CCST meets three times a year. These meetings inform state leaders about CCST's ongoing projects and initiatives and focus attention on other S&T related issues. Visitors and guests include heads of state agencies, Legislators, and leading experts from a variety of scientific and technological disciplines. Each meeting features speakers who are experts in their field.
The speaker at the June 2013 CCST Council meeting will be Tai Ming Cheung, director of the Institute on Global Conflict and Cooperation (IGCC) located at the University of
California, San Diego in La Jolla. He also leads the institute's Study of Technology and Innovation
(SITC) project. A key component of SITC is a U.S. Defense Department Minerva Initiative project on
"The Evolving Relationship Between Technology and National Security in China." This five-year
research and training program examines China's efforts to become a world-class science and
technology power.
His responsibilities include managing the institute's track two program, the Northeast Asia
Cooperation Dialogue, which brings together senior foreign ministry and defense officials as well as
academics from the United States, China, Japan, South Korea, North Korea, and Russia for informed
discussions on regional security issues.
Dr. Cheung is also an associate professor in residence at the School of International Relations and
Pacific Studies (IR/PS) at UC San Diego, where he teaches courses on Asian security and Chinese
security and technology.
Dr. Cheung is a long-time analyst of Chinese and East Asian defense and national security affairs,
especially defense economic, industrial and science and technological issues.

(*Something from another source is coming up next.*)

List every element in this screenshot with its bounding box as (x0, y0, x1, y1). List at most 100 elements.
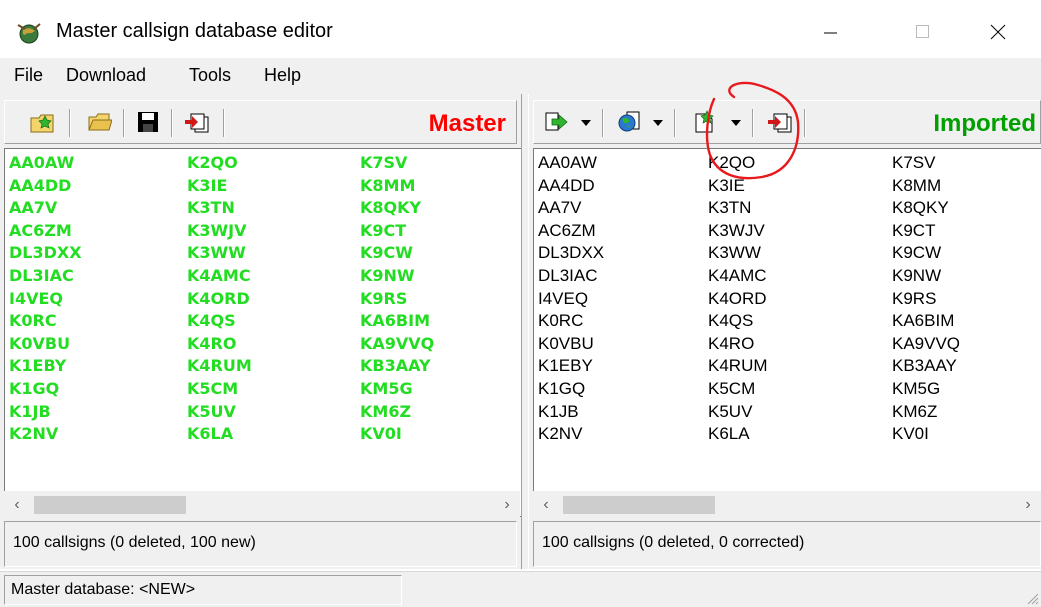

His latest book,
Fortifying China: The Struggle to Build a Modern Defense Economy, was published by Cornell
University Press in 2009. The book examines the economic, commercial and technological foundations
of China's long-term defense modernization that examines the development of the defense industrial
complex, the role and prospects for civilian-military integration, and the military dimensions of
science and technology policies.
He was based in Northeast Asia (Hong Kong, China, and Japan) from the mid-1980s to 2002 covering
political, economic, and strategic developments in Greater China and East Asia as a journalist for
the Far Eastern Economic Review from 1988-1993 and subsequently as a political and business risk
consultant for a number of companies, including PricewaterhouseCooper.